## Homework Statement

I am integrating $sin(x)^3cos(x)^3$, I know the technique (I hope) and I get the right equation at the end. But if I ask wolfram alpha what the integral of the equation is and enter 0 into wolfram's answer and also enter 0 into my answer, the answers come out different.

If I change the sign of my first term to negative, the answers come out the same.

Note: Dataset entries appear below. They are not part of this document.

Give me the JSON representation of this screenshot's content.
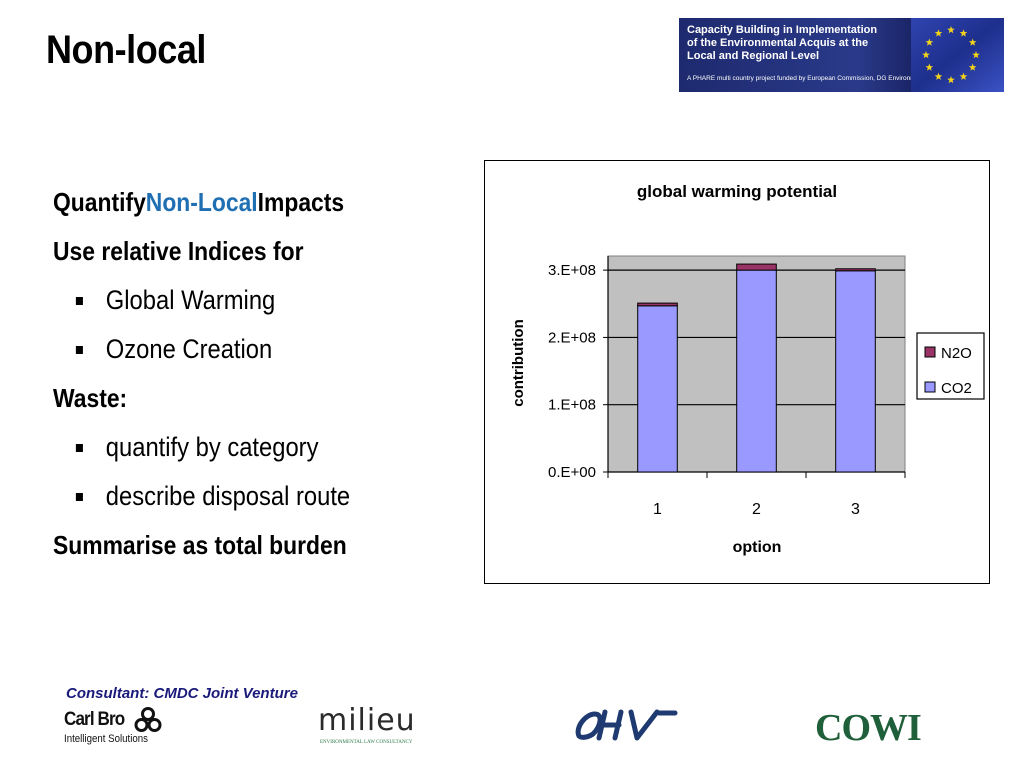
{
  "slide": {
    "title": "Non-local"
  },
  "banner": {
    "line1": "Capacity Building in Implementation",
    "line2": "of the Environmental Acquis at the",
    "line3": "Local and Regional Level",
    "subline": "A PHARE multi country project funded by European Commission, DG Environment",
    "colors": {
      "background": "#1e2a6e",
      "star": "#f2d21b"
    }
  },
  "content": {
    "line1_before": "Quantify ",
    "line1_accent": "Non-Local",
    "line1_after": " Impacts",
    "line2": "Use relative Indices for",
    "bullet_a": "Global Warming",
    "bullet_b": "Ozone Creation",
    "line3": "Waste:",
    "bullet_c": "quantify by category",
    "bullet_d": "describe disposal route",
    "line4": "Summarise as total burden",
    "accent_color": "#1f6fb2"
  },
  "chart_data": {
    "type": "bar",
    "stacked": true,
    "title": "global warming potential",
    "xlabel": "option",
    "ylabel": "contribution",
    "categories": [
      "1",
      "2",
      "3"
    ],
    "series": [
      {
        "name": "CO2",
        "values": [
          247000000,
          300000000,
          299000000
        ],
        "color": "#9999ff"
      },
      {
        "name": "N2O",
        "values": [
          4000000,
          9000000,
          3000000
        ],
        "color": "#993366"
      }
    ],
    "ylim": [
      0,
      300000000
    ],
    "yticks": [
      0,
      100000000,
      200000000,
      300000000
    ],
    "ytick_labels": [
      "0.E+00",
      "1.E+08",
      "2.E+08",
      "3.E+08"
    ],
    "legend": [
      "N2O",
      "CO2"
    ],
    "legend_position": "right",
    "grid": true,
    "plot_background": "#c0c0c0"
  },
  "footer": {
    "consultant": "Consultant: CMDC Joint Venture",
    "carlbro_name": "Carl Bro",
    "carlbro_tag": "Intelligent Solutions",
    "milieu_name": "milieu",
    "milieu_tag": "ENVIRONMENTAL LAW CONSULTANCY",
    "cowi_name": "COWI"
  }
}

So essentially I am getting:

${(cos(x))^6\over 6} - {(cos(x))^4\over 4}$

While according to Wolfram Alpha I should be getting:

$-{(cos(x))^6\over 6} - {(cos(x))^4\over 4}$

Where am I going wrong?

## The Attempt at a Solution gb7nash
Homework Helper
Unfortunately, you can't just plug in numbers to validate your solution. As you probably know, there are an infinite number of constants you can add to have a valid indefinite integral. If you looked on wolfram, the answer it gives has different parameters inside of the cosines. If you repeatedly apply the appropriate half angle formula, it will create more constants to throw into the overall constant. I wouldn't recommend doing this. From what I've seen though, your answer looks fine.

Unfortunately, you can't just plug in numbers to validate your solution. As you probably know, there are an infinite number of constants you can add to have a valid indefinite integral. If you looked on wolfram, the answer it gives has different parameters inside of the cosines. If you repeatedly apply the appropriate half angle formula, it will create more constants to throw into the overall constant. I wouldn't recommend doing this. From what I've seen though, your answer looks fine.

Ahh... of course, I forgot the C :)

Thank you!